Tuesday, March 29, 2016

Cannabalistic Humanoid Urban Dwellers, Mass shootings, and a Home birth

     I’ve committed myself to keeping up this blog and streadily write which has always been good for my soul. But I’ve also been stuck, you see I live in Kalamazoo. You probably forgot about Kalamazoo except that we were celery city at one point, but we live just blocks from where the Uber shooter, who in between picking up fares, drove around, shot and killed people, picked up more fares, shot people, was arrested blocks from my house. My son and I were out that night during the time his heinous activity took place but we were thankfully completely unaware of the horror transpiring. My eight month pregnant wife was at home unaware as well thankfully. Another father and son on an outing were shot and killed that night shopping for a car. I imagine the dad breaking down the extent of his knowledge from years of buying cars, what to lookout for, but the son only saw sweet rims and the moon roof with a kick ass stereo. I hope they died quickly and didn’t …
I can’t finish that sentence.
     Other people from the Zoo have blogged about it better than I could and I want to write about something funny and then something about love. First I do want to say one thing about the shooting. Just days before, my friend Gioia Albano, an artist whose theme is motherhood and mothers love, families love, children, love, posted a piece she’d done entitled “always a goodnight kiss”. 
     I try to kiss my family and say I love you, every time I leave my wife or children to run an errand, because who knows. Maybe an Uber driver will go on a shooting spree while you are out buying Yugioh cards on a date night with your boy.
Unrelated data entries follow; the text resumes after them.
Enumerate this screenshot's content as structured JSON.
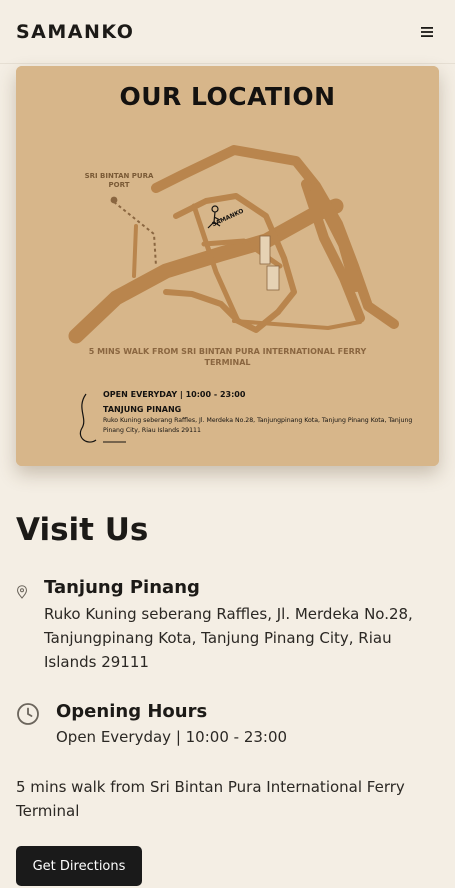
{
  "header": {
    "brand": "SAMANKO",
    "menu_icon": "hamburger-menu-icon"
  },
  "map": {
    "title": "OUR LOCATION",
    "port_label": "SRI BINTAN PURA PORT",
    "shop_label": "SAMANKO",
    "walk_note": "5 MINS WALK FROM SRI BINTAN PURA INTERNATIONAL FERRY TERMINAL",
    "hours": "OPEN EVERYDAY | 10:00 - 23:00",
    "city": "TANJUNG PINANG",
    "address": "Ruko Kuning seberang Raffles, Jl. Merdeka No.28, Tanjungpinang Kota, Tanjung Pinang Kota, Tanjung Pinang City, Riau Islands 29111",
    "colors": {
      "paper": "#d7b68a",
      "road": "#b9854d",
      "ink": "#141210"
    }
  },
  "visit": {
    "heading": "Visit Us",
    "location": {
      "icon": "location-pin-icon",
      "title": "Tanjung Pinang",
      "address": "Ruko Kuning seberang Raffles, Jl. Merdeka No.28, Tanjungpinang Kota, Tanjung Pinang City, Riau Islands 29111"
    },
    "hours": {
      "icon": "clock-icon",
      "title": "Opening Hours",
      "text": "Open Everyday | 10:00 - 23:00"
    },
    "walk_note": "5 mins walk from Sri Bintan Pura International Ferry Terminal",
    "directions_button": "Get Directions"
  }
}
     So the something funny involves cannibalistic humanoid urban dwellers (we live in an urban area), and the love involves the homebirth of our fourth child, third at home, and the incredible experience it was.
     So, this one time, when we first moved to Kalamazoo and were still childless partiers, my wife and I and several new girl friends of  hers planned to visit a tattoo artist on a Saturday 10a when she had walk in hours. We were the first there, waiting for her at the door and we stayed all day until after 11p. Later we realized the shedding birds kept in her shop were not sanitary at all, and we didn’t go back.
     Awhile later my wife found a swollen lymph node and we went to the doctor who decided we should remove it. He did and told us the node was swollen from an allergic reaction to the ink the artist used and nothing life alteringly bad, so that was awesome.
During the procedure I thought someone was going by with some taco bell, then I thought they must be eating it right outside the room it smelled so good. Then my wife said “do you smell taco bell?”
I do I said.
“Lets get some after” she said.
Okay I said, as it was lunch time.
     The Dr. continued the procedure and without looking up said that’s your flesh, I’m cauterizing it now. We were shocked and disgusted. How could we love the smell of human flesh on the barbie?Were we doomed to become wendigo’s?
     After the procedure, as we walked out we continued to express our shock at our enjoyment delicious aroma of Annie’s cooking thigh meat (is human thigh meat white, or dark?). She was tired and needed to rest so we headed home (where we took an uninterrupted nap with each other and no one kicking us in uncomfortable body zones repeatedly, or putting their tiny little feet in my pants because it's warm.). Before the nap however I realized we needed to eat and just then I saw a Taco Bell and quickly cut over to the right from the left lane so I could turn into its drive and go through the drive through.
“WHAT ARE YOU DOING!!!!” my wife exclaimed thoroughly disgusted shocked and expressing a little trepidation.
I'm getting some lunch I said. I’m hungry.
“Okay, me too, “ she responded, “I’ll take a beef burrito.”


  

   Tune in next week when I talk about our fourth baby’s arrival via our third homebirth and the awesomely incredible addition to our Mob, little girl Mairead Lenore. 17.5 hours of labor, 6.5 looonnnng active, only two weeks after Annie fell, got a concussion and sent the baby breech.




Mairead was born in the caul and came out kind of sideways. It was a fierce and awe inspiring event to see my wife work so hard to deliver our little angel.